Personal information
- Born: February 24, 1985 (age 41) Catawba, North Carolina, U.S.
- Listed height: 6 ft 3 in (1.91 m)
- Listed weight: 215 lb (98 kg)

Career information
- Position: Wide receiver (No. 14)
- High school: Bandys (Catawba)
- College: Virginia Tech (2004–2007)
- NFL draft: 2008: 7th round, 215th overall pick

Career history

Playing
- Baltimore Ravens (2008–2010); Saskatchewan Roughriders (2012–2013); BC Lions (2013)*;
- * Offseason or practice squad member only

Coaching
- Lenoir–Rhyne (2013–2014) Offensive assistant; Virginia State (2015–2016) Wide receivers coach; Central State (2017) Wide receivers coach; Towson (2018–2021) Wide receivers coach & pass game coordinator; Old Dominion (2022–2023) Tight ends coach; James Madison (2024–2025) Wide receivers coach; Appalachian State (2026-present) Wide receivers coach;
- Stats at Pro Football Reference

= Justin Harper (American football) =

American gridiron football player and coach (born 1985)

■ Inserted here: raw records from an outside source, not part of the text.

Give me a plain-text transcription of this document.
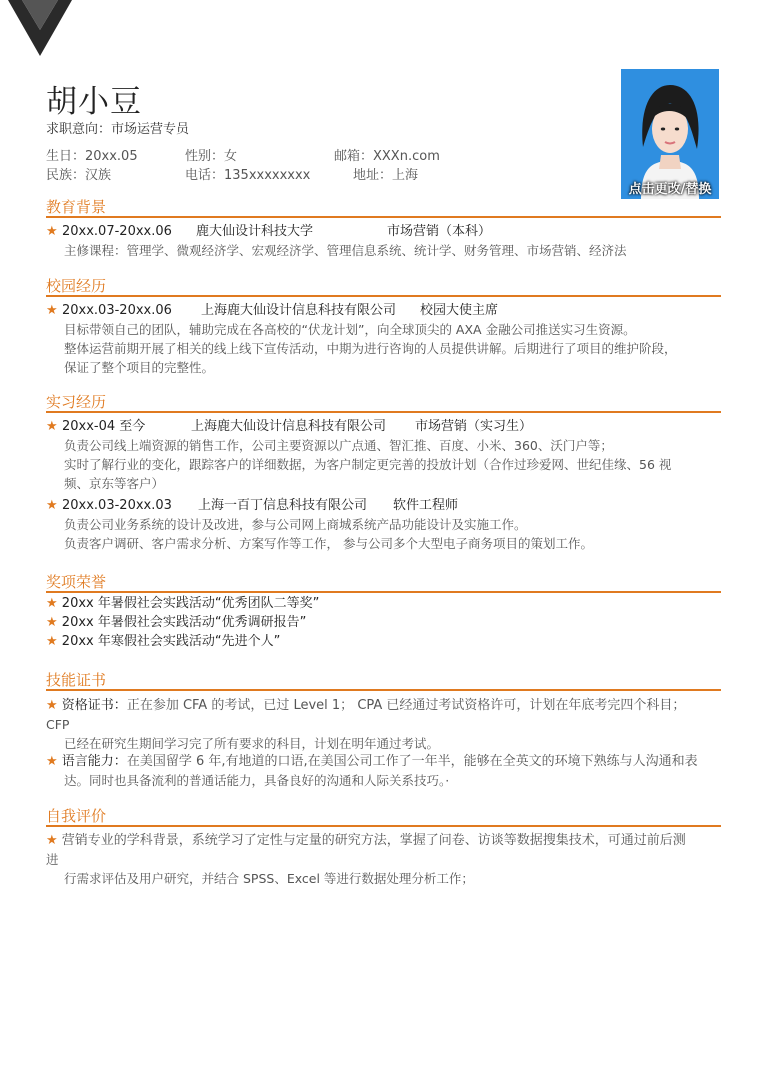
胡小豆
求职意向：市场运营专员
生日：20xx.05	性别：女	邮箱：XXXn.com
民族：汉族	电话：135xxxxxxxx	地址：上海
点击更改/替换
教育背景
★ 20xx.07-20xx.06 鹿大仙设计科技大学	市场营销（本科）
主修课程：管理学、微观经济学、宏观经济学、管理信息系统、统计学、财务管理、市场营销、经济法
校园经历
★ 20xx.03-20xx.06 上海鹿大仙设计信息科技有限公司 校园大使主席
目标带领自己的团队，辅助完成在各高校的“伏龙计划”，向全球顶尖的 AXA 金融公司推送实习生资源。
整体运营前期开展了相关的线上线下宣传活动，中期为进行咨询的人员提供讲解。后期进行了项目的维护阶段，
保证了整个项目的完整性。
实习经历
★ 20xx-04 至今	上海鹿大仙设计信息科技有限公司 市场营销（实习生）
负责公司线上端资源的销售工作，公司主要资源以广点通、智汇推、百度、小米、360、沃门户等；
实时了解行业的变化，跟踪客户的详细数据，为客户制定更完善的投放计划（合作过珍爱网、世纪佳缘、56 视
频、京东等客户）
★ 20xx.03-20xx.03 上海一百丁信息科技有限公司 软件工程师
负责公司业务系统的设计及改进，参与公司网上商城系统产品功能设计及实施工作。
负责客户调研、客户需求分析、方案写作等工作， 参与公司多个大型电子商务项目的策划工作。
奖项荣誉
★ 20xx 年暑假社会实践活动“优秀团队二等奖”
★ 20xx 年暑假社会实践活动“优秀调研报告”
★ 20xx 年寒假社会实践活动“先进个人”
技能证书
★ 资格证书：正在参加 CFA 的考试，已过 Level 1； CPA 已经通过考试资格许可，计划在年底考完四个科目；
CFP
已经在研究生期间学习完了所有要求的科目，计划在明年通过考试。
★ 语言能力：在美国留学 6 年,有地道的口语,在美国公司工作了一年半，能够在全英文的环境下熟练与人沟通和表
达。同时也具备流利的普通话能力，具备良好的沟通和人际关系技巧。·
自我评价
★ 营销专业的学科背景，系统学习了定性与定量的研究方法，掌握了问卷、访谈等数据搜集技术，可通过前后测
进
行需求评估及用户研究，并结合 SPSS、Excel 等进行数据处理分析工作；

Justin Harper (born February 24, 1985) is an American college football coach and former professional wide receiver. He is the wide receivers coach for James Madison University, a position he has held since 2024. He was selected by the Baltimore Ravens in the seventh round of the 2008 NFL draft. He played college football at Virginia Tech.

==Early life==
Harper played football at Bandys High School, where he led his team to the state championship game as a senior, playing both wide receiver and defensive back. He was recruited by Winthrop University to play basketball, but decided late in his senior season to try to become a Division I football player. After graduating, he attended Hargrave Military Academy for one year. Harper was then recruited by Virginia Tech.

==College career==
Harper appeared in 51 games during his four-year career at Virginia Tech, finishing with 83 catches for 1,338 yards, a 16.1 per-catch average, and nine touchdowns. Harper's best game probably came in his final collegiate contest when he caught four passes for 64 yards (including a 20-yard touchdown), and scored on an 84-yard punt return in the 2008 Orange Bowl against the University of Kansas.

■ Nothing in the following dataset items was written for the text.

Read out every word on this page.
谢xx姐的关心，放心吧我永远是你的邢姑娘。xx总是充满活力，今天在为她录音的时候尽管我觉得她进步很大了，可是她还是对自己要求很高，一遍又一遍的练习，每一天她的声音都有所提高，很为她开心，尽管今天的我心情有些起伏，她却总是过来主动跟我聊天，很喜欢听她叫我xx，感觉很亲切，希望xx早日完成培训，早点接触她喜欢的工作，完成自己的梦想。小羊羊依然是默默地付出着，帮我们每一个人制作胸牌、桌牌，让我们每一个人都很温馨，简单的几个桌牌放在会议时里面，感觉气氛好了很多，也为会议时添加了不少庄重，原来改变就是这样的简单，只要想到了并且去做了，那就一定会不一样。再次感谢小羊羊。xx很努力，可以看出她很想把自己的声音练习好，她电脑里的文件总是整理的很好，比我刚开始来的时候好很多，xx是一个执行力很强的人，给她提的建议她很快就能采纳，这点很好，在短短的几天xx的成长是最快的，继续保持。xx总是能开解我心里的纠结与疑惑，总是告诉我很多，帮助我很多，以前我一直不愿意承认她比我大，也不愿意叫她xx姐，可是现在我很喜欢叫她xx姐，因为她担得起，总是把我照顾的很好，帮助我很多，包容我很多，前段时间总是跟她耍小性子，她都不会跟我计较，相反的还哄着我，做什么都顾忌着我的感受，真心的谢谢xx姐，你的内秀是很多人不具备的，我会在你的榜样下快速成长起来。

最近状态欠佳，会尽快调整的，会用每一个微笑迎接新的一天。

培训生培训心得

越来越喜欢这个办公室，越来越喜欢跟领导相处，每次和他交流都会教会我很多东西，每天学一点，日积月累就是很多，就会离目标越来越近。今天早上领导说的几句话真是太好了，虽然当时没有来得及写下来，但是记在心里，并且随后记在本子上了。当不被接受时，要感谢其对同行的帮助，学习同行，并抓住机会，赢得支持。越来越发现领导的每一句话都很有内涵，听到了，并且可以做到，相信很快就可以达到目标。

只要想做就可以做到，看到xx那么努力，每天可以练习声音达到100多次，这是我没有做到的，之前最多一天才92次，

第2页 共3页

As a senior in 2007, Harper played wide receiver alongside Eddie Royal and Josh Morgan and recorded career highs with 41 catches, 635 receiving yards and five touchdown receptions. Together, Harper, Royal and Morgan combined for 120 catches during their final season at Virginia Tech. As a junior in 2006, Harper finished fourth on the team in receptions with 21 catches for 324 yards and one touchdown. During his sophomore season, he posted 16 catches for 295 yards and one touchdown, which came in the Hokies' 35-24 Gator Bowl victory over Louisville. As a freshman in 2004, he caught five passes for 84 yards and a touchdown.

==Professional career==

===NFL===
Harper was selected 215th overall in the seventh round of the 2008 NFL draft by the Baltimore Ravens. He would continue as a member of the Ravens for the next three seasons only receiving limited playing time during the preseason. Justin Harper was released prior to the start of the 2011 NFL season.

===CFL===
On March 13, 2012 the Saskatchewan Roughriders of the Canadian Football League announced that they had signed Harper to a contract.
On January 24, 2013 Harper was traded to the BC Lions along with Saskatchewan's third round pick in the 2014 CFL draft in exchange for slotback Geroy Simon. On May 24, 2013, a 3 days after the Lions signed Emmanuel Arceneaux, Harper was released.

==Coaching career==
Since January 24, 2026, Harper has been the wide receiver coach at Appalachian State.

Before Appalachian State, Harper spent time as the wide receivers coach at James Madison University, and prior to that, two years as the tight ends coach at Old Dominion University.

He served as the interim head coach during the 2015-20216 at Virginia State University and was the wide receivers coach at Towson University in Towson, Maryland.